Event Description: Inbound and Outbound faxes intermittently failed to be transmitted or received.
Event Start Time: 2024-06-22 11:51 EDT
Event End Time: 2024-06-24 14:21 EDT
RFO Issue Date: 2024-06-26
Affected Services:
- Native Fax Inbound and outbound transmission of faxes.
Event Summary
Initially during the major incident outbound faxes were reporting “30236 Gateway not responding to dial request” when attempting to send. While investigating, a new error “Port Server Busy” was reported by the software, and incoming faxes were also identified as not being received by the Native Fax software. Working with our software vendor, we were able to isolate the issue to the "Port Server" service. Multiple restarts of the service were required to restore Native Fax functionality.
Event Timeline
June 22, 2024
- 23:51 EDT - First case related to faxing failure submitted.
June 24, 2024
- 08:30 EDT - Investigation into fax failure started for existing cases and all newly identified fax related cases.

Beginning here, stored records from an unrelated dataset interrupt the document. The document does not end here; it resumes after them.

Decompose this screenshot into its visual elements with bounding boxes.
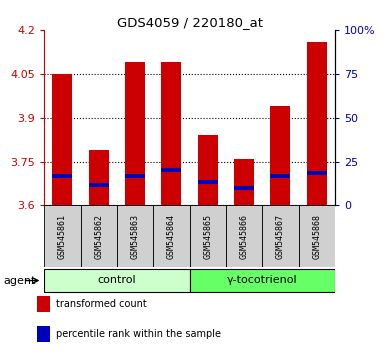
Bar [80,205,117,267]
Bar [89,183,109,187]
Bar [234,159,254,205]
Bar [307,171,327,175]
Bar [161,62,181,205]
Text: GSM545867: GSM545867 [276,214,285,259]
Bar [299,205,335,267]
Text: GSM545861: GSM545861 [58,214,67,259]
Bar [37,296,50,312]
Text: percentile rank within the sample: percentile rank within the sample [57,329,221,339]
Bar [270,174,290,178]
Text: GSM545865: GSM545865 [203,214,212,259]
Bar [52,74,72,205]
Bar [198,135,218,205]
Text: GSM545862: GSM545862 [94,214,103,259]
Text: control: control [98,275,136,285]
Bar [52,174,72,178]
Bar [37,326,50,342]
Bar [234,186,254,190]
Text: transformed count: transformed count [57,299,147,309]
Title: GDS4059 / 220180_at: GDS4059 / 220180_at [117,16,263,29]
Bar [161,169,181,172]
Bar [125,62,145,205]
Bar [44,205,80,267]
Bar [307,42,327,205]
Bar [262,205,299,267]
Bar [117,205,153,267]
Bar [270,106,290,205]
Text: γ-tocotrienol: γ-tocotrienol [227,275,298,285]
Bar [226,205,262,267]
Bar [153,205,189,267]
Text: GSM545866: GSM545866 [239,214,249,259]
Bar [125,174,145,178]
Bar [190,205,226,267]
Bar [44,269,190,292]
Bar [198,180,218,184]
Text: agent: agent [4,275,36,286]
Text: GSM545863: GSM545863 [131,214,140,259]
Bar [89,150,109,205]
Text: GSM545864: GSM545864 [167,214,176,259]
Text: GSM545868: GSM545868 [312,214,321,259]
Bar [190,269,335,292]
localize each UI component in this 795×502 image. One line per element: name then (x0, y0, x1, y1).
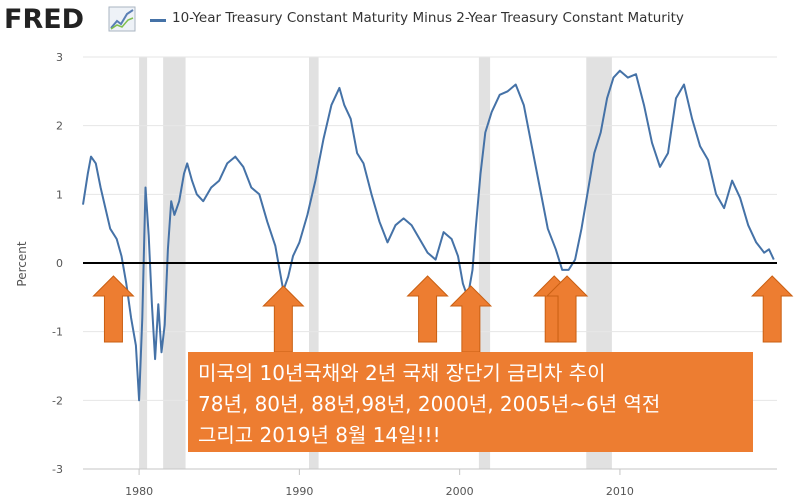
annotation-box: 미국의 10년국채와 2년 국채 장단기 금리차 추이 78년, 80년, 88… (188, 352, 753, 452)
annotation-arrow-2 (262, 285, 305, 353)
y-axis-tick-labels: 3 2 1 0 -1 -2 -3 (52, 51, 63, 476)
x-tick-label: 1980 (125, 485, 153, 498)
y-tick-label: 0 (56, 257, 63, 270)
annotation-arrow-3 (406, 275, 449, 343)
series-line-1 (82, 69, 775, 402)
y-tick-label: -2 (52, 394, 63, 407)
annotation-arrow-7 (750, 275, 794, 343)
x-axis-tick-labels: 1980 1990 2000 2010 (125, 469, 634, 498)
x-tick-label: 2010 (606, 485, 634, 498)
x-tick-label: 2000 (446, 485, 474, 498)
x-tick-label: 1990 (285, 485, 313, 498)
annotation-line-2: 78년, 80년, 88년,98년, 2000년, 2005년~6년 역전 (198, 392, 661, 416)
annotation-line-1: 미국의 10년국채와 2년 국채 장단기 금리차 추이 (198, 361, 606, 385)
legend-series-label[interactable]: 10-Year Treasury Constant Maturity Minus… (172, 10, 684, 26)
y-tick-label: 1 (56, 188, 63, 201)
line-chart: 3 2 1 0 -1 -2 -3 1980 1990 2000 2010 Percent (15, 51, 794, 498)
annotation-arrow-6 (545, 275, 589, 343)
legend-series-swatch (150, 19, 166, 22)
series-layer (82, 69, 775, 402)
annotation-arrows (92, 275, 794, 353)
y-tick-label: -3 (52, 463, 63, 476)
y-axis-label: Percent (15, 241, 29, 286)
y-tick-label: 3 (56, 51, 63, 64)
header: FRED 10-Year Treasury Constant Maturity … (0, 0, 795, 40)
y-tick-label: 2 (56, 120, 63, 133)
fred-logo[interactable]: FRED (4, 4, 85, 35)
annotation-line-3: 그리고 2019년 8월 14일!!! (198, 423, 441, 447)
annotation-arrow-1 (92, 275, 135, 343)
fred-chart-icon (108, 6, 136, 32)
y-tick-label: -1 (52, 326, 63, 339)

- 11:44 EDT - Major incident is declared.
- 11:52 EDT - First announcement posted "Major Incident Announcement: We have identified consistent failures with outbound faxing via Native Fax. This is impacting both analog and digital native fax. Outbound faxes are failing with the error "30236 Gateway not responding to dial request". Inbound faxes do not appear to be impacted at this time. Our engineering team is working with our fax vendor to investigate and determine a fix as soon as possible."
- 12:38 EDT - Our engineering team isolated the problem to a malfunctioning transmission service within the Native Fax server software.
- 12:52 EDT - Announcement posted “Major Incident Update: Outbound Fax Failure on Native Fax Our engineering team has been able to isolate the cause of the failures and is continuing to work to resolve it as quickly as possible. In order to troubleshoot, we will be restarting the transmission services on the fax server immediately. This will cause inbound faxes on Native Fax and email to fax to fail for 1-2 minutes during the reboot.”
- 13:09 EDT - Restart of all Native Fax services.
- 13:11 EDT - New error message “Port Server Busy” registered in logs.
- 13:15-13:45 EDT - Faxes began to send successfully however the majority were still receiving “Port Server Busy” and we started observing inbound faxes failing intermittently with the same error. Services were restarted again and faxes were still generating errors.
- 13:35 EDT - Confirmed that inbound faxes were also intermittently failing due to the same “Port Server Busy” error message.
- 13:43 EDT - Announcement posted "Major Incident Update: Outbound Faxes on Native Fax Failing We were successfully able to restart transmission services on our fax server. At this time, outbound faxes are retrying. Due to the quantity of outbound faxes retrying at once, inbound & outbound faxes may receive a port busy error. Our engineering team is actively monitoring. We will provide an update as soon as queued faxes have returned to nominal levels."
- 13:57 EDT - Further escalation with the Native Fax software vendor.
- 14:03 EDT - Power cycled Native Fax server operating system.
- 14:04 EDT - Announcement posted: "Major Incident Update: Outbound Faxes on Native Fax Failing At this time, the queued faxes are continuing to overwhelm our port services, causing outbound faxes to fail intermittently. Our team has determined that the best course of action is to restart our fax server entirely to remove the queued faxes. Inbound and outbound faxes will continue to unavailable for at least 15 minutes while services restart. We apologize for the inconvenience."
- 14:05 EDT - Connected with Native Fax technical support and began troubleshooting with them.
- 14:10 EDT - NSX Port Server service restarted.
- 14:19 EDT - NSX Port Server service restarted.
- 14:21 EDT - Logs indicate successful transmissions of faxes.
- 14:33 EDT - Announcement posted: "Major Incident Update: Inbound & Outbound Faxes Failing After rebooting our fax server entirely, all services are functioning as expected. Inbound and outbound faxes are now going through successfully. Our engineers are still investigating the cause of this outage and a Major Incident Report will be posted within 48 hours at https://voipdocs.io/"
Root Cause
Both error messages “30236 Gateway not responding to dial request” and “Port Server Busy” were caused by the “NSX Port Server” service being unable to process requests due to memory conflicts with a Netsapiens integration module.
Future Preventative Action
Going forward, we has documented a temporary fix for the mentioned error messages and will work with the Native Fax server software developer to permanently correct the integration module.